[Request] Drag&Drop files without lose focus on active window\app ?!

I like gnome and often i’ve to play, open, drag, reorganize files from folder to other folder or open with apps. Is frustrating that I always have to dispose all windows in a visible way in order to work easy. My monitor is not infinite!

For example: i have audacious opened and a folder with some file to be played, audacious is in the foreground above the folder; if i click a file in order to drag-drop into player the focus on the player is lost and its go to the window; now the player now is in background, invisible, and from here it’s only a skill war: continue press click mouse, with the other hand on keyboard ALT + TAB until i found audacious, release the keyboard, continue drag with mouse and eventually release!

Please fix this annoying user experience. The focus, imho, should be lost on the release event of the click not on the push event!

-EDIT-
Oh, I forgot to mention one important thing: OS is Ubuntu 20.04 LTS

You want to interact with things in a window without giving that window focus?

Maybe you could point to a desktop environment or OS that does this correctly in your opinion?

BTW, double clicking a file should open it with whatever application you have set as default so there’s really no need for all these acrobatics.

No, you don’t understand!

I want to drag&drop (only this action) a file from a window (background) to another window (foreground and active) without lose focus on the foreground when i first click the file in the background window. MacOS, Windows and other DE act like this, it’s a simply stupid thing.

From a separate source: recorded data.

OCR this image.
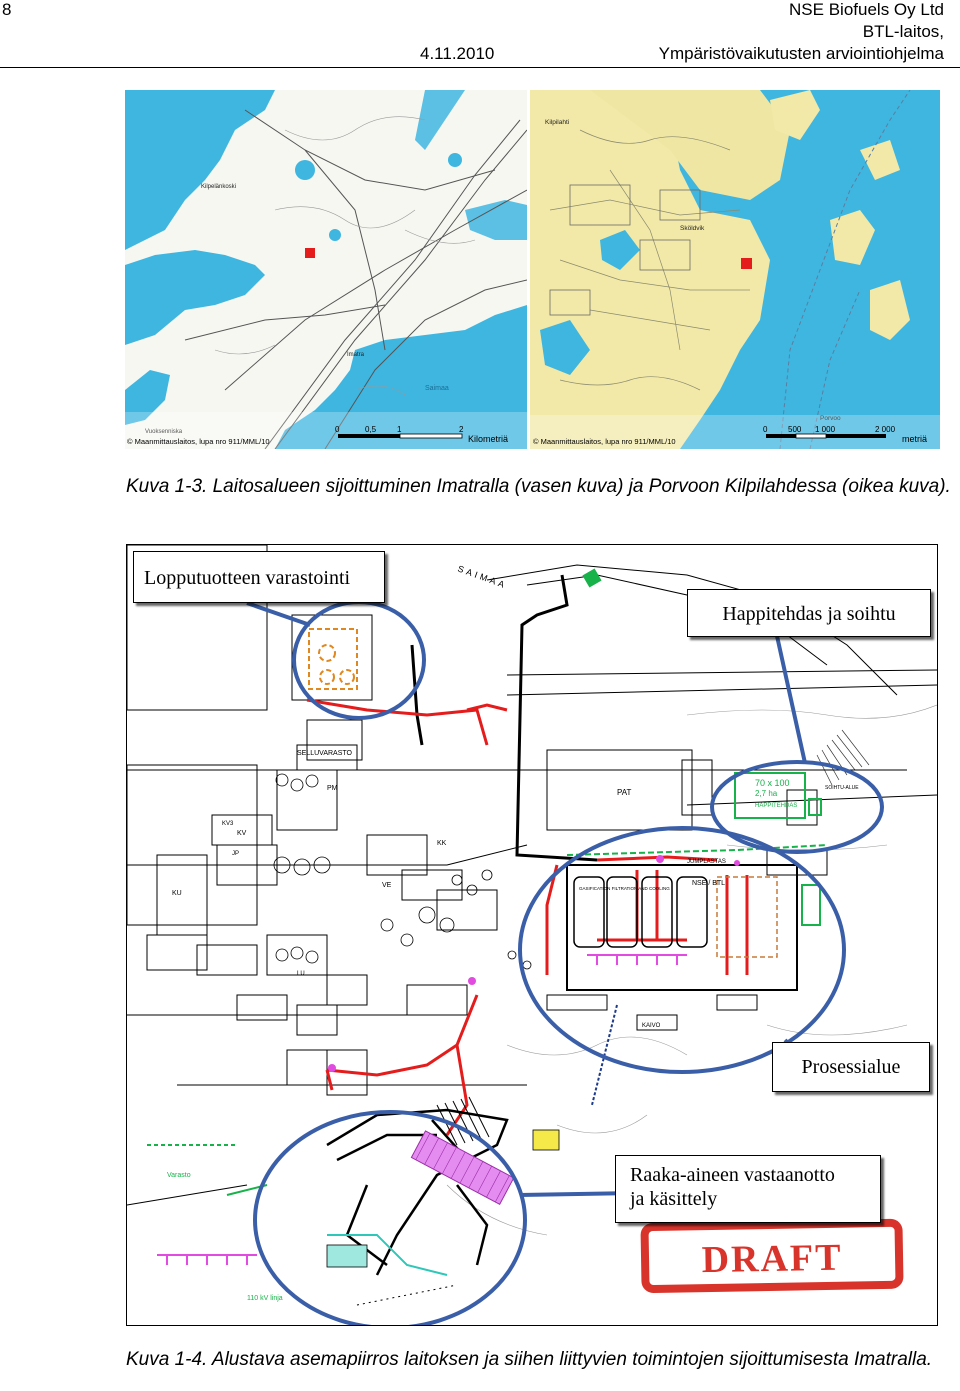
8	NSE Biofuels Oy Ltd
BTL-laitos,
4.11.2010	Ympäristövaikutusten arviointiohjelma
Kilpelänkoski
Imatra
Vuoksenniska
Saimaa
© Maanmittauslaitos, lupa nro 911/MML/10
0	0,5	1	2
Kilometriä
Kilpilahti
Sköldvik
Porvoo
© Maanmittauslaitos, lupa nro 911/MML/10
0	500 1 000	2 000
metriä
Kuva 1-3. Laitosalueen sijoittuminen Imatralla (vasen kuva) ja Porvoon Kilpilahdessa (oikea kuva).
SAIMAA
PAT
70 x 100
2,7 ha
HAPPITEHDAS
SOIHTU-ALUE
NSE / BTL
GASIFICATION FILTRATION AND COOLING
JUMPLASTAS
SELLUVARASTO
KV
PM
KU
KK
VE
KAIVO
KV3
JP
LU
Varasto
110 kV linja
DRAFT
Lopputuotteen varastointi
Happitehdas ja soihtu
Prosessialue
Raaka-aineen vastaanotto
ja käsittely
Kuva 1-4. Alustava asemapiirros laitoksen ja siihen liittyvien toimintojen sijoittumisesta Imatralla.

If you release the click on the background window it is logical and right that I lose focus on the foreground window: it’s a normal selection baby.

What is wrong with GNOME, imho, is the drag&drop that is acting on push event instead of release event. The focus on the active window should only change when the mouse is released!

We understood each other?

You can only have one default application so dragging it to a different one is reasonable usage pattern.

For example, I usually watch videos on YouTube in the web browser and read comments afterwards. But when I am working, I want to open the video in a video player (VLC), which I can move out of the way.¹ I start VLC and then drag a browser link on that window to start playing the video.

I am not sure how consistent focusing windows on mouseup instead of mousedown is with user expectations, that is for design team to determine but there is another pattern that could enable this use case: When user starts dragging an object, dash could appear and it would allow dropping the object on one of the icons. I believe this is what MacOS does at least with Waste-basket and what Unity allowed in the past. Unfortunately, GNOME Shell does not support dragging stuff at the launchers at the moment according to Drag & drop files to open with app · Issue #49 · micheleg/dash-to-dock · GitHub.

¹: Browsers now have picture-in-picture mode but YouTube website is quite resource intensive so I might not want to have it open when compiling large codebases.

Another use case where I find myself dragging files onto an application window is when I want to add songs to a play queue. Just opening them would replace the whole playlist, while dragging allows for more granular use based on my mood (play next/play after the currently playing album/append to the end of queue).

No.

That’s exactly why I suggested you point to an example of an existing desktop or OS which does this right…

But you already sound irritated, almost as if I’ve somehow managed to offend you by simply trying to understand how this would work or suggesting a possible workaround, and since I don’t actually care about this rather than annoy anyone any further I’ll just wish you good luck getting things to work the way you want them to.

Have a good day.

For use cases like this, you can right-click audacious’ title bar and select the “Always on Top” action.

No need for changing a decades-old, well-established convention.

This is what I usually do in OP’s shoes but that requires sort of thinking in reverse – first you choose the target, bring it to foreground, and then drag the source on it. Additionally, making the window on top might need to be undone again, increasing the time you need to fiddle with the window manager instead of focusing on the work.

That is why I suggested making the dash visible while dragging objects and making the app launchers respond to drop events. That would be completely conventional (MacOS, Unity and Windows all support that) and more in line with how people think.

first you choose the target, bring it to foreground, and then drag the source on it.

Unfortunately in the moment you drag it, you lose focus on what you just put in the foreground before :slight_smile: . Only with gnome happen this. I assume at this point, even from your comments, that it is a deliberate thing so badly done

I see you still don’t understand or don’t want to understand the “flaw”. But that’s okay.